The Interquartile Range
In the previous sections, you were introduced to quartiles and the interquartile range, otherwise known as the IQR. To briefly recap, the interquartile range is defined as the distance between the first and third quartiles, which contains both the median and 50% of the data. Recall the image below, used as an example illustration of the IQR.
While the IQR has many applications, including ones tied to the discussion on outliers explained further on in this section, what is important to note is how the measures of central tendency play into the IQR. This is easiest to see when looking at data plotted on a boxplot.
Boxplots can be an effective way of displaying the IQR because they can display many measures of central tendency and variability. The mean and median can be seen in both plots, where the boxplot on the left shows a boxplot where the mean is greater than the median and the boxplot on the right shows a distribution where the median and mean are equal.
The distribution, defined as how the variables are spread out, is best interpreted by the IQR. The boxplot on the left shows a boxplot where the first quartile is closer to the median than the third quartile. The boxplot on the right, on the other hand, shows a distribution where the median and mean are equidistant from both quartiles 1 and 3.

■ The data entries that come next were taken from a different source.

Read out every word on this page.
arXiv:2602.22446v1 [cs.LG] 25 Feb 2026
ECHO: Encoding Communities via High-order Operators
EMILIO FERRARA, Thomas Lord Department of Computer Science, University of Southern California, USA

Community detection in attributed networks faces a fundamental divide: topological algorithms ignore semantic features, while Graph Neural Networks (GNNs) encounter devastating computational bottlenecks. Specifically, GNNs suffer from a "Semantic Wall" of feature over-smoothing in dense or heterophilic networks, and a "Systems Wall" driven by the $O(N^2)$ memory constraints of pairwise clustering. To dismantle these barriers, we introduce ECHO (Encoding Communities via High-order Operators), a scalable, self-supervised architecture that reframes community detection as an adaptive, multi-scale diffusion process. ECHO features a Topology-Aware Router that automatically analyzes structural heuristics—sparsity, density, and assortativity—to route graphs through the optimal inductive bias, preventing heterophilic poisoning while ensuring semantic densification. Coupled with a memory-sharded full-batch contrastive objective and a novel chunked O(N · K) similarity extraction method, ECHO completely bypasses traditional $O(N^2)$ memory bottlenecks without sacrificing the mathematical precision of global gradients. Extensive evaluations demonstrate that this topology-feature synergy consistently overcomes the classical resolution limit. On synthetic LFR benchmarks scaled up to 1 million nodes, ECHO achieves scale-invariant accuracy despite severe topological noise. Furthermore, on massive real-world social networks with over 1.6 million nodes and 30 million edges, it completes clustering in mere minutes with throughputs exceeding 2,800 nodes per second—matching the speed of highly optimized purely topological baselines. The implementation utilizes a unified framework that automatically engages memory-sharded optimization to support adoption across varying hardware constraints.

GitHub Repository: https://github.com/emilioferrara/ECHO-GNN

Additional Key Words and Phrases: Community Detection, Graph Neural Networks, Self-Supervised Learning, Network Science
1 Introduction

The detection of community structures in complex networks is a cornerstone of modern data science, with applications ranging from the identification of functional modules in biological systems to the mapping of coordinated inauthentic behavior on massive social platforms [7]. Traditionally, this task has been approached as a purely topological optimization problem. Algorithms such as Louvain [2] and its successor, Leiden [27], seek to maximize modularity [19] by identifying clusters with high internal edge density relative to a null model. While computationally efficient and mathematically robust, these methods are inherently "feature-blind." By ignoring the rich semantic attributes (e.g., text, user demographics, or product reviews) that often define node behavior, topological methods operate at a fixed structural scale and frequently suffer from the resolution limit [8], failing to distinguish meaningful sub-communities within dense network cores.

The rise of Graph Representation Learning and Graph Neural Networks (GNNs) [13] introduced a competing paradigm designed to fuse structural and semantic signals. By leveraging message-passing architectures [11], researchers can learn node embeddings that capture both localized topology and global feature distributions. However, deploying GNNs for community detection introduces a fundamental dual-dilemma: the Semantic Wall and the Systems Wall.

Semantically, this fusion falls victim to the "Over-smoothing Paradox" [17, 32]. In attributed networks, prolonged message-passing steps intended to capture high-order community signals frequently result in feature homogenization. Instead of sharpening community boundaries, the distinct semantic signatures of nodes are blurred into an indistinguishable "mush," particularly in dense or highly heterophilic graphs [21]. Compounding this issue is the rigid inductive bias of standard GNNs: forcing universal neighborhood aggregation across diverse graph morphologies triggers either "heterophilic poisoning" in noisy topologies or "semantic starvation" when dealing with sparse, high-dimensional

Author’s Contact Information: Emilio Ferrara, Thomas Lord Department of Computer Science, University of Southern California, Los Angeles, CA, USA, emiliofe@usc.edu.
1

These differences in where the measures lie on the boxplot are due to differences in distributions. Where the distribution on the right is indicative of a normal distribution, the one on the left signals a skewed distribution. We’ll go more into more detail on distributions later. For now, you can find a recap of the measures of central tendency and variability you can observe from boxplots in the table below.
|Measure||Location on Boxplot||Interpretation|
|Mean||Typically located above or below the mean and within the IQR, although there are exceptions||The average of the data|
|Median||Located at quartile 2||Half the data fall above and below this point (the 50% mark)|
|Minimum||Located at Q0||The lowest value of the data set|
|Maximum||Located at Q4||The highest value of the data set|
|Interquartile Range||Between Q1 and Q3||Holds 50% of the data, the median and information about the centre 50% of the data set|